Para penulis Muslim kontemporer sering kali mengambil dari kisah religi dan parabel profetik awal ini untuk mengembangkan cerita fiksi sains dan fantasi mereka. Crescent in the Sky (1990) dan A Gathering of Stars (1990) karya Donald Moffitt merupakan contoh awal fiksi sains mengenai umat Islam yang plotnya dilandaskan pada kerinduan akan kejayaan Islam. Novel Moffitt menggambarkan Islam yang telah menyebar ke seluruh alam semesta, tetapi tidak memiliki pemimpin tunggal atau khalifah. Untuk mengukuhkan kepemimpinan kerajaan antarplanet ini, si tokoh harus melakukan perjalanan ke Mekah, usaha yang penuh bahaya dan muslihat. Perjalanan dari Planet Mars ke Mekah melambangkan kewajiban yang mesti ditunaikan semua Muslim yang mampu sedikitnya sekali seumur hidup. Contoh menarik lainnya, yang muncul lebih awal, yaitu The Book of Strangers (1972) karya Ian Dallas, yang kemudian berubah menjadi Abdul Qadir as-Sufi. Cerita Dallas berlatar di dunia berteknologi tinggi dalam mana penyaluran informasi dikendalikan oleh komputer. Tokoh utamanya seorang pustakawan universitas yang mengawasi informasi dan menemukan serangkaian tulisan Sufi/religius yang menggiringnya pada perjalanan untuk memperoleh yang hilang dalam hidupnya. Perjalanan itu akhirnya membawa dia ke Afrika Utara tempat perjumpaannya dengan mantan pustakawan universitas yang memberikan dorongan bagi perubahan inti dirinya. Dalam cerita ini Dallas memasukkan penjelajahan pribadinya menuju Islam, sambil mencatat bahwa teknologi dan pencerahan spiritual tidaklah berlawanan melainkan berfaedah bagi satu sama lain.

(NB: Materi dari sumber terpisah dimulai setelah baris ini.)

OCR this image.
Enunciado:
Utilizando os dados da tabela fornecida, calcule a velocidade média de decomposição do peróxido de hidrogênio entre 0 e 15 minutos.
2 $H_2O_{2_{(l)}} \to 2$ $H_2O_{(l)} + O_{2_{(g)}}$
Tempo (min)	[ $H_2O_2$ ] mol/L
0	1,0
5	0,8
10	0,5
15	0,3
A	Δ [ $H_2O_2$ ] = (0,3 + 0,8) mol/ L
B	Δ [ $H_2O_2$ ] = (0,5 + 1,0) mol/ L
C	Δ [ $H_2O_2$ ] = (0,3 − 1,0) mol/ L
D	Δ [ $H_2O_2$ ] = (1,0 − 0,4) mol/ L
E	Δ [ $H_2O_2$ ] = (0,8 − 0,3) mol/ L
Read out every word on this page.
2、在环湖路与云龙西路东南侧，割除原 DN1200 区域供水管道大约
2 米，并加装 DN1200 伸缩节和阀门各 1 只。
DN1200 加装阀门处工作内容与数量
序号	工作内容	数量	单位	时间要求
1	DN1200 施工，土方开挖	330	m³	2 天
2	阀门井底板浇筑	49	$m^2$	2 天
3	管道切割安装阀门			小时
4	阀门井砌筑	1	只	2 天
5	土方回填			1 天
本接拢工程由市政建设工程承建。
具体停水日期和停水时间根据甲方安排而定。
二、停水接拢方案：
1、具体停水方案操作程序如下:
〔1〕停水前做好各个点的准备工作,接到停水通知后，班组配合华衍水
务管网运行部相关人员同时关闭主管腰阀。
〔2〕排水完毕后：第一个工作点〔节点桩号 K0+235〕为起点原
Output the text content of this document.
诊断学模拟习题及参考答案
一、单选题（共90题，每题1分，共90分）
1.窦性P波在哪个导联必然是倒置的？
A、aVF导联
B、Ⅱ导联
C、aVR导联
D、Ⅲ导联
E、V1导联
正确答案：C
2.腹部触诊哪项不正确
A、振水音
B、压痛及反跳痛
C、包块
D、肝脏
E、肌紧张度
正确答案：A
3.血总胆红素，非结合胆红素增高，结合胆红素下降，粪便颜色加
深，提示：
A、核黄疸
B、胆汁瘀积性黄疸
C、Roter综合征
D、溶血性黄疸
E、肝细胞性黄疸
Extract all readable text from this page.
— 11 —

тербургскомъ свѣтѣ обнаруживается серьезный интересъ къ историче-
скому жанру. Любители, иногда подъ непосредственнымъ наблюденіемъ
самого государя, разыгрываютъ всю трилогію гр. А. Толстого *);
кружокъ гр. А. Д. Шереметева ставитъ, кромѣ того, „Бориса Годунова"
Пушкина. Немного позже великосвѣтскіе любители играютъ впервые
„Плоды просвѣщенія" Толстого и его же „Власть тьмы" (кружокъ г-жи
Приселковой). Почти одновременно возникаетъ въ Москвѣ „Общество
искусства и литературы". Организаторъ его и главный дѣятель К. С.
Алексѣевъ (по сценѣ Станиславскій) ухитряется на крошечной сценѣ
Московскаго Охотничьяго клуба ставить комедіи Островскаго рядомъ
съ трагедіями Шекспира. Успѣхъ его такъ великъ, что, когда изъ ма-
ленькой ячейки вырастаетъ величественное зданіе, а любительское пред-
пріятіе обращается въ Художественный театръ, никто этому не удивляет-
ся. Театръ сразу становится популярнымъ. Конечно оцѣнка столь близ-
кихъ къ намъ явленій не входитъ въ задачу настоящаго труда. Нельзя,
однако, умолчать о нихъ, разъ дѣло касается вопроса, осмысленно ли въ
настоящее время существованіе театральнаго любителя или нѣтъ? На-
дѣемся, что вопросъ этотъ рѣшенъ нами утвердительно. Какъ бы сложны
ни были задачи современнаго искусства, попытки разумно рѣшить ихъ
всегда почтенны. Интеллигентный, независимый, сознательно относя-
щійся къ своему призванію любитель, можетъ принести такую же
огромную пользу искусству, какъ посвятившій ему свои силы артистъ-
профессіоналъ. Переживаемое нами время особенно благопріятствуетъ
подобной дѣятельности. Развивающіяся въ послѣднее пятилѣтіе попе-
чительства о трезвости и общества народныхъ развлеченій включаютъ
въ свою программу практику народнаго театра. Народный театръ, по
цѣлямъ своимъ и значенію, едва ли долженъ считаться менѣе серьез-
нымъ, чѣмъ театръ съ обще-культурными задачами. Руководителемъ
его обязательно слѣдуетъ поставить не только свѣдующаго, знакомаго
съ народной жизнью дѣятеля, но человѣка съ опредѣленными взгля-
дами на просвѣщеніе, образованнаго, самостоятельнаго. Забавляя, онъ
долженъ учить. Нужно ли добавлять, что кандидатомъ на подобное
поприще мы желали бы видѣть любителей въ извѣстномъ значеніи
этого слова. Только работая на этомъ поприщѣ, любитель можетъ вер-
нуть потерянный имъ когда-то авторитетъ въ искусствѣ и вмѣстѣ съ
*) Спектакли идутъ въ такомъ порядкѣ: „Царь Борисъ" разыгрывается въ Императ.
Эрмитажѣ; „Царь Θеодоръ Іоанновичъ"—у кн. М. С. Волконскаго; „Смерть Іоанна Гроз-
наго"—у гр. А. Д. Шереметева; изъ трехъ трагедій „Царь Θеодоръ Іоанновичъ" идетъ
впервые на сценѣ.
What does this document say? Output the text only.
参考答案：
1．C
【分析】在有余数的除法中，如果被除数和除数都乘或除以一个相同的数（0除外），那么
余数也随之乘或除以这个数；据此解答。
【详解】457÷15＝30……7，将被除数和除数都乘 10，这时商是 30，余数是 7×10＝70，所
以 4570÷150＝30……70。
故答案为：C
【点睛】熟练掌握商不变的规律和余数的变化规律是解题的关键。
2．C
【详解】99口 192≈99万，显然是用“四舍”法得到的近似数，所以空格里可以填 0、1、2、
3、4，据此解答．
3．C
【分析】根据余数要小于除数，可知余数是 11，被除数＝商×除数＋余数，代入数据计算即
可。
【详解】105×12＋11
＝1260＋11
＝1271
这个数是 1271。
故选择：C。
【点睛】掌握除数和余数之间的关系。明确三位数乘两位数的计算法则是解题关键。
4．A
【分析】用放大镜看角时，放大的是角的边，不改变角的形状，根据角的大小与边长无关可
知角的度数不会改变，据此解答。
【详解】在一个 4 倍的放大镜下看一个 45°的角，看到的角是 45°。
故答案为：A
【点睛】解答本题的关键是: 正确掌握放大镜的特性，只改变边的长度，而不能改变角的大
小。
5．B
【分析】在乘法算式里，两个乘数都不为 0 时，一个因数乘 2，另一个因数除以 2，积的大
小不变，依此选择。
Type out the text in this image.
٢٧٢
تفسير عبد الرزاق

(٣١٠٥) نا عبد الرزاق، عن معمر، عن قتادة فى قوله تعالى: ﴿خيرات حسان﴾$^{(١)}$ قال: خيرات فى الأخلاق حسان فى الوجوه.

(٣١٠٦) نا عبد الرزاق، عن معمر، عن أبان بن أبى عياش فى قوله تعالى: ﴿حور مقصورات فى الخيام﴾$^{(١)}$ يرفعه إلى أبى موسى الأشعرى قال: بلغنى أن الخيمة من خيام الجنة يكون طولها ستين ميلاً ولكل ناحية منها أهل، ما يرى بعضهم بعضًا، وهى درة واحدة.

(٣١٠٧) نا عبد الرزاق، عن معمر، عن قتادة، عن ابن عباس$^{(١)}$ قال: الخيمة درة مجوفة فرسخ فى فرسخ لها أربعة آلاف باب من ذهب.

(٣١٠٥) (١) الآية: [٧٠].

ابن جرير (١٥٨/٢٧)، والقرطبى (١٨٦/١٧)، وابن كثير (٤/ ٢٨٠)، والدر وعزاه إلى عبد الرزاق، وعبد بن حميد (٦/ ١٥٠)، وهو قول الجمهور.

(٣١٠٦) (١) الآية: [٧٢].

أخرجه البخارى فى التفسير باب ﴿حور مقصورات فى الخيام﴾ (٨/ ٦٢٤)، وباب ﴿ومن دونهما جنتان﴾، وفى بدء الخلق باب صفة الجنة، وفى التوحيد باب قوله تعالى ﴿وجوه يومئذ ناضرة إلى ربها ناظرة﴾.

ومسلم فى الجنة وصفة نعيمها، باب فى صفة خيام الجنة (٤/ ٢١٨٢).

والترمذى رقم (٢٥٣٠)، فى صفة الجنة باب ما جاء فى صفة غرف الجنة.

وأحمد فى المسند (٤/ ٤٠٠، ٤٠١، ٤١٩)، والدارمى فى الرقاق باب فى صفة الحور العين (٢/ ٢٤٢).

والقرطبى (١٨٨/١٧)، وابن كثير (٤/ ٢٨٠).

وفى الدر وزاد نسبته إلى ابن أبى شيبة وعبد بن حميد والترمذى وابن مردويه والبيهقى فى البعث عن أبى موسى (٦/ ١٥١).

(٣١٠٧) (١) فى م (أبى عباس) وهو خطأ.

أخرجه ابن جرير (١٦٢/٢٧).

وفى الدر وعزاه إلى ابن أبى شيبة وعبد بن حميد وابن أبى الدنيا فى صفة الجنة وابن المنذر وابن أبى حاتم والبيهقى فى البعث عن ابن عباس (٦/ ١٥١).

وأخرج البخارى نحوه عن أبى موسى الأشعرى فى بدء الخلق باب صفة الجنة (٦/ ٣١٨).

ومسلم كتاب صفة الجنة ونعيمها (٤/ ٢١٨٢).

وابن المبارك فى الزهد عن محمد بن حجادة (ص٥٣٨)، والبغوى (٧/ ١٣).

Bagaimana pendidik memanfaatkan fiksi sains, fantasi, dan komik sebagai metode pendidikan? Apa yang dapat diberikan metode ini dalam kaitannya dengan pendekatan baru terhadap pembelajaran Islam? Jawabannya beragam. Fiksi sains (FS) menyediakan cara bagi penyampaian cerita dari sudut pandang yang berlawanan dengan asumsi dan stereotip kita, serta mendesakkan wacana baru mengenai ras, privilese, dan kekuasaan. FS, sebagaimana saudara dekatnya, fantasi, dapat menyertakan pembaca dengan manfaat dasar imajinasi, pengalaman buruk, mimpi, yang tidak terjelaskan, dan yang mustahil. Fiksi Islam memberi kesempatan bagi pendidik untuk mengembangkan ilmu mendidik serta kecakapan yang pemikiran kritis, komunikasi, dan inovasi; serta untuk menjelajah tema dalam kondisi kemanusiaan yang memungkinkan orang lain “berjalan satu kilometer menggunakan sepatunya” tanpa menghakimi. Sebagai sarana eksperimen-gagasan memberikan kesempatan yang subur bagi pemahaman dan pelajaran kebudayaan. Sastra, film, musik, serta permainan yang terinspirasi oleh Islam dapat menantang siswa untuk meninjau kembali asumsi lama, membahas topik-topik yang kontroversial, menyuarakan pendapat mereka, dan menulis tanpa takut. Siswa dapat mengembangkan pemikiran kritis dengan menjelajah berbagai sudut pandang dan kompleksitas dalam Islam, tindakan yang hanya mungkin apabila siswa mengerti bahwa tidak ada persoalan kompleks yang dapat dipahami seluruhnya dalam kerangka hitam-putih. Mengetahui cara meneliti keragaman praktik Islam dalam masyarakat Muslim memerlukan, di antaranya, agar siswa mengenali sumber-sumber yang autentik, memahami strategi pencarian di luar Google, mengembangkan kecakapan analitis dan interpretasi yang juga dapat memberikan keahlian yang berharga dan bertahan lama. Cara unik dan kreatif bagi siswa untuk mengembangkan pemahaman lintas-kebudayaan dalam kerangka fiksi sains akan menciptakan peran dan wacana mereka sendiri dalam genre tersebut.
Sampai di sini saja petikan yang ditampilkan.